Nince Henry speaks out on the famous Mozey Radio hard drive
The late Mozey Radio was a musical sensation who always left the audience on its feet every time he held a microphone to his lips. His lyrical power was also something that was so rare that it has not been witnessed in other artistes as of yet ever since his unfortunate demise. Radio is the irreplaceable legend that many have acknowledged as one of the best song writers earth has ever seen.
After his death, many of his fans were left wondering where his unreleased music currently is. This has become a question with no answer as many always pointed fingers at Weasel, who was his right hand man in accordance to music.
Up to this day, whenever an artiste releases music with a similar flow or lyrical arrangement to that of Radio’s, suspicion always points to Radio’s unreleased music hard drive being the source. Issues arose once again when Spice Diana released the song dubbed Regular. Netizen’s started raising their eyebrows in suspicion because it sounded a lot like Radio’s work even when it was written by Nince Henry.
This has turned into a trending topic after Spice Diana’s recent concert where Netizen’s listened to the song better and still made the same conclusion. As the song writer, Nince Henry broke his silence on the issue, on his Twitter page.
According to Nince Henry, Mozey Radio never even wanted to write music until 2013 when he was convinced to start selling songs from his catalogue to other people. He mentioned that he then put his songs out in different studios for artistes to listen and pick the songs of their choice.
“Mowzey never wanted to write songs for other people until 2013 when he was convinced to sell some of his then extra catalogue of demos to others. The late Mowzey told me he was excited to realize that people were paying real money for songwriting! So he put his songs in studios so artists would come, listen and pick their choice,” he said.
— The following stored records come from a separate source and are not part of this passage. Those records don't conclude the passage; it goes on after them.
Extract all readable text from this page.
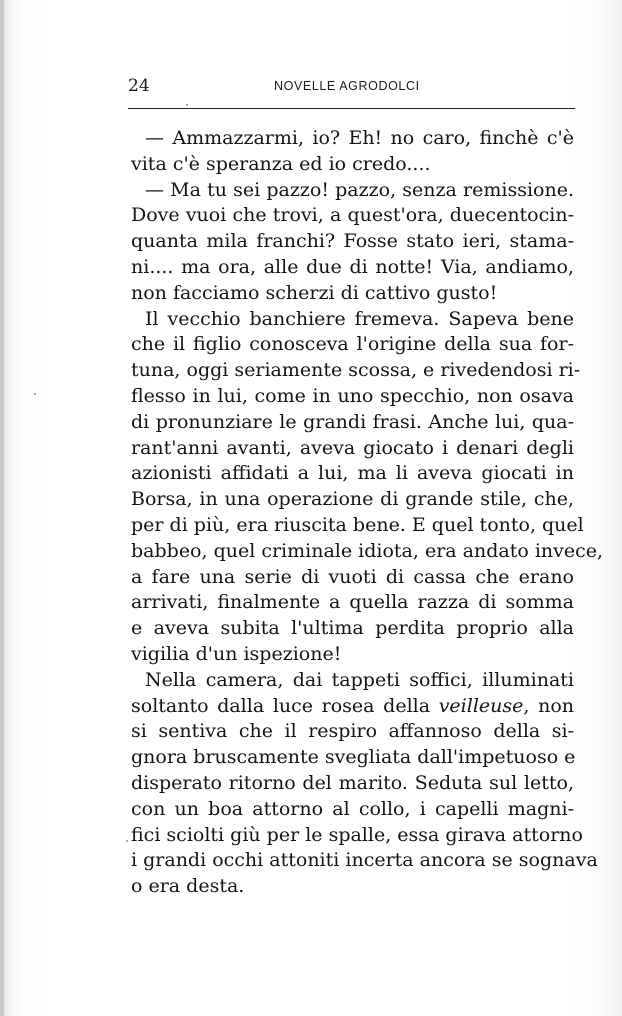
24	NOVELLE AGRODOLCI
— Ammazzarmi, io? Eh! no caro, finchè c'è
vita c'è speranza ed io credo....
— Ma tu sei pazzo! pazzo, senza remissione.
Dove vuoi che trovi, a quest'ora, duecentocin-
quanta mila franchi? Fosse stato ieri, stama-
ni.... ma ora, alle due di notte! Via, andiamo,
non facciamo scherzi di cattivo gusto!
Il vecchio banchiere fremeva. Sapeva bene
che il figlio conosceva l'origine della sua for-
tuna, oggi seriamente scossa, e rivedendosi ri-
flesso in lui, come in uno specchio, non osava
di pronunziare le grandi frasi. Anche lui, qua-
rant'anni avanti, aveva giocato i denari degli
azionisti affidati a lui, ma li aveva giocati in
Borsa, in una operazione di grande stile, che,
per di più, era riuscita bene. E quel tonto, quel
babbeo, quel criminale idiota, era andato invece,
a fare una serie di vuoti di cassa che erano
arrivati, finalmente a quella razza di somma
e aveva subita l'ultima perdita proprio alla
vigilia d'un ispezione!
Nella camera, dai tappeti soffici, illuminati
soltanto dalla luce rosea della veilleuse, non
si sentiva che il respiro affannoso della si-
gnora bruscamente svegliata dall'impetuoso e
disperato ritorno del marito. Seduta sul letto,
con un boa attorno al collo, i capelli magni-
fici sciolti giù per le spalle, essa girava attorno
i grandi occhi attoniti incerta ancora se sognava
o era desta.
Nince however made a revelation that most artistes that bought Radio’s music were terrified to release it following his death and they also feared because of the news that was going around about Radio’s stolen hard drive
“Most artistes who bought Mowzey’s songs never released them after his death. Some either kept them on demos or just failed to execute them. Plus the issue of who had Mowzey’s drive scared many,” he added.